Few studies consider gender as a potential bias in the evaluation of surgical trainees [14]. Currently, surgical education is based on qualitative, holistic feedback from attending surgeons, and self-assessment. However, unconscious gender biases affect this type of assessment, threatening the validity of the current way that we assess surgical trainees [14, 15]. Men tend to receive more positive narrative feedback from faculty [5]. Women tend to receive conflicting feedback, particularly regarding autonomy, assertiveness and receptiveness to oversight, making it difficult for women to improve their performance based on this feedback [3]. Gender bias is seen across specialties; in internal medicine, men faculty members rate men residents higher in clinical judgment, history, procedures, relationships, medical care and overall [9]. It is also seen in evaluations of students by faculty [6, 16] and in evaluations of faculty by trainees [4] and by students, with the largest gender discrepancy seen in surgical specialties [17]. This gender biased is internalized. In a blinded, video-based assessment of simulated surgical skills, women tended to underrate their performance as compared to expert assessment [7]. While not a solution to the problem of gender bias in surgery, blinded video-based assessment may help to minimize its impact on the judgment of surgical trainees.

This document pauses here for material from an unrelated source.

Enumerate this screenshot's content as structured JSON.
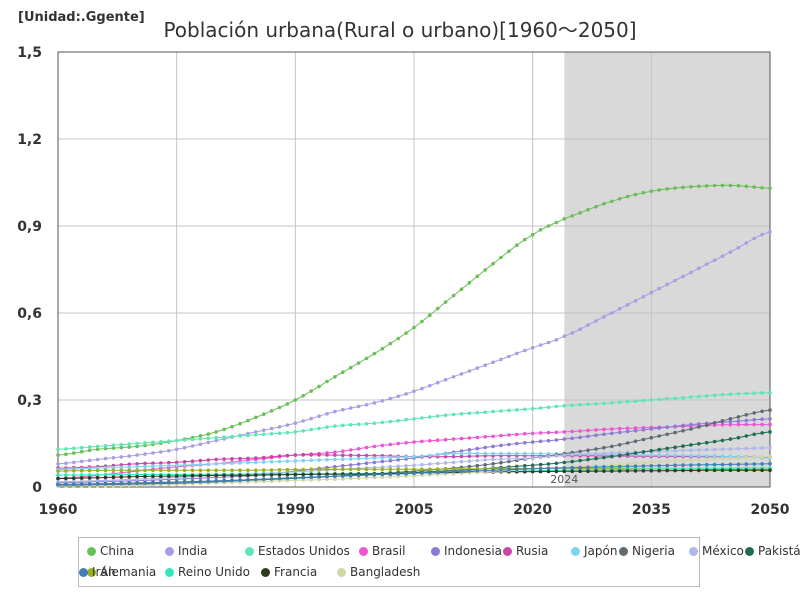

Our current system may undervalue women surgeons. Repeated undervaluation as a trainee can result in women receiving less operative autonomy, impacting confidence, training quality, and performance [18]. In addition to the barriers faced in an unfavorable work environment with harassment, insufficient mentoring and leadership, and a male-dominated culture [19], these stereotypes may lead women to undervalue themselves, pursuing fewer leadership opportunities or shying away from more difficult cases, perpetuating a cycle where women are underrepresented in surgical decision-making.

While this study is among early work addressing gender bias in surgery, there are several important limitations to discuss. At the onset of the study, we sought to address gender disparities in general surgery; however, the majority of the robotic surgeries performed outside of gynecology were performed by men. The gender disparity at the attending level unfortunately resulted in our inability to study gender disparities. In the future, with a more equal distribution of men and women surgeons in all specialties, this study should be repeated outside of a gynecologic procedure. There is no current way to accurately describe the technical complexity of a surgical procedure. While the link between technical skill and outcomes has yet to be established [13, 20], potential future studies could use medical history or clinical outcomes as proxies for case difficulty and skill. Given that this was a small study, we were unable to perform subgroup analyses. In addition, we were not able to assess outcomes data as videos were deidentified. Although videos are routinely uploaded to the C-SATS database at our institution, surgeons still have the option of not doing so and the degree of compliance with uploading to C-SATS is unknown. Additionally, the vast majority of procedures were performed by men (153 vs 34), and we were unable to address whether men are busier, perform more robotic surgeries, or submit their surgeries more frequently to C-SATS. Taken together, then, this may suggest a selection bias. Despite these limitations, this early work establishes that video-based assessment provides a unique opportunity for gender-blind technical skill evaluation.

Conclusion

In this analysis of gender-blind video-based assessments in robotic hysterectomies, there were no differences identified between men and women surgeons in operative time, GEARS score or GEARS subcomponent scores as determined by crowd-sourced review. Incorporating video-based assessments into holistic review may minimize the impact of gender bias in surgical trainee evaluations.